Figure 1 shows complete inhibition of the system in the presence of 0.03% poly-1-lysine, 10% buffered formalin and the Tripath media. The control, sample in just de-ionized water, is not inhibited.

The IAC or internal amplification control is an amplifiable nucleic acid sequence present in the assay microwells, but not during the extraction process. Its purpose is to demonstrate that conditions for amplification are either suitable or inhibited. If the IAC is amplified, then the sample nucleic acid target should be amplified, unless inhibition occurred during the extraction process. If the IAC is not amplified, then the sample nucleic acid should also be inhibited in assay.

In this experiment the IAC is significantly inhibited but not completely inhibited in the presence of 10% buffered formalin like the inhibited extracted sample. See Figure 2. This suggests that a small amount of the formalin made its way into the assay from the extraction, but not enough to completely shut down the assay. The IAC is slightly inhibited in the

presence of the poly-1-lysine and Tripath media, which suggests that most of the poly-1-lysine was removed before transfer of the eluted sample to the assay, and that inhibition of the extracted sample occurred during extraction.

Extraction of CT and GC nucleic acid target are completely inhibited in the presence of 0.03% Poly L-Lysine and 10% Neutral Buffered Formalin. Extraction is severely inhibited in the Tripath media for GC target and significantly inhibited for CT target.

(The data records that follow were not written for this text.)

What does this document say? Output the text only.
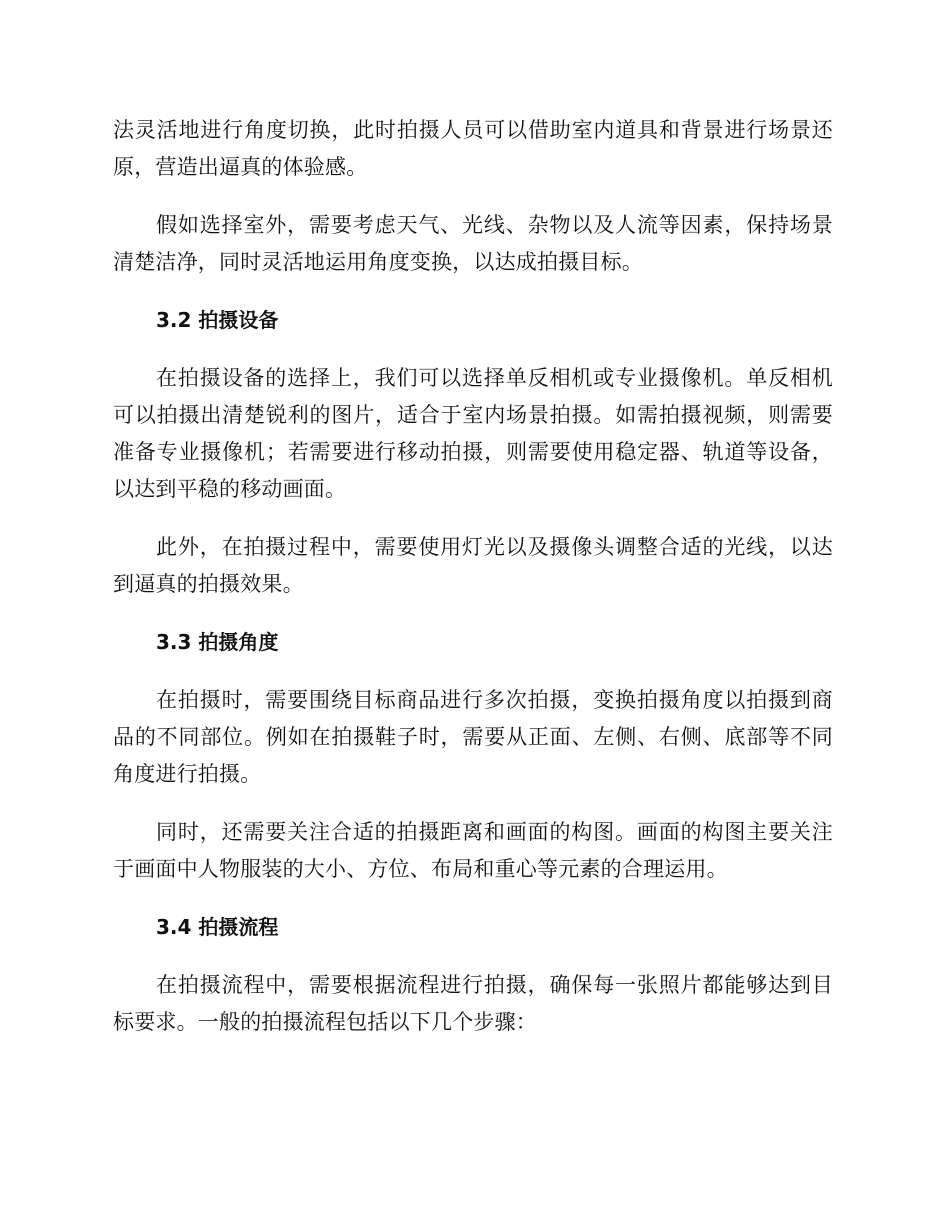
法灵活地进行角度切换，此时拍摄人员可以借助室内道具和背景进行场景还原，营造出逼真的体验感。

假如选择室外，需要考虑天气、光线、杂物以及人流等因素，保持场景清楚洁净，同时灵活地运用角度变换，以达成拍摄目标。

3.2 拍摄设备

在拍摄设备的选择上，我们可以选择单反相机或专业摄像机。单反相机可以拍摄出清楚锐利的图片，适合于室内场景拍摄。如需拍摄视频，则需要准备专业摄像机；若需要进行移动拍摄，则需要使用稳定器、轨道等设备，以达到平稳的移动画面。

此外，在拍摄过程中，需要使用灯光以及摄像头调整合适的光线，以达到逼真的拍摄效果。

3.3 拍摄角度

在拍摄时，需要围绕目标商品进行多次拍摄，变换拍摄角度以拍摄到商品的不同部位。例如在拍摄鞋子时，需要从正面、左侧、右侧、底部等不同角度进行拍摄。

同时，还需要关注合适的拍摄距离和画面的构图。画面的构图主要关注于画面中人物服装的大小、方位、布局和重心等元素的合理运用。

3.4 拍摄流程

在拍摄流程中，需要根据流程进行拍摄，确保每一张照片都能够达到目标要求。一般的拍摄流程包括以下几个步骤：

Amplification is significantly negatively impacted by carryover of the neutral buffered formalin into the both assays and slightly negatively impacted in the poly 1-lysine and Tripath media. The presence of ferrous sulfate improves performance in the Tripath media. Inhibition is likely due to binding of the target nucleic acids by the positively charged poly-1- lysine and formaldehyde.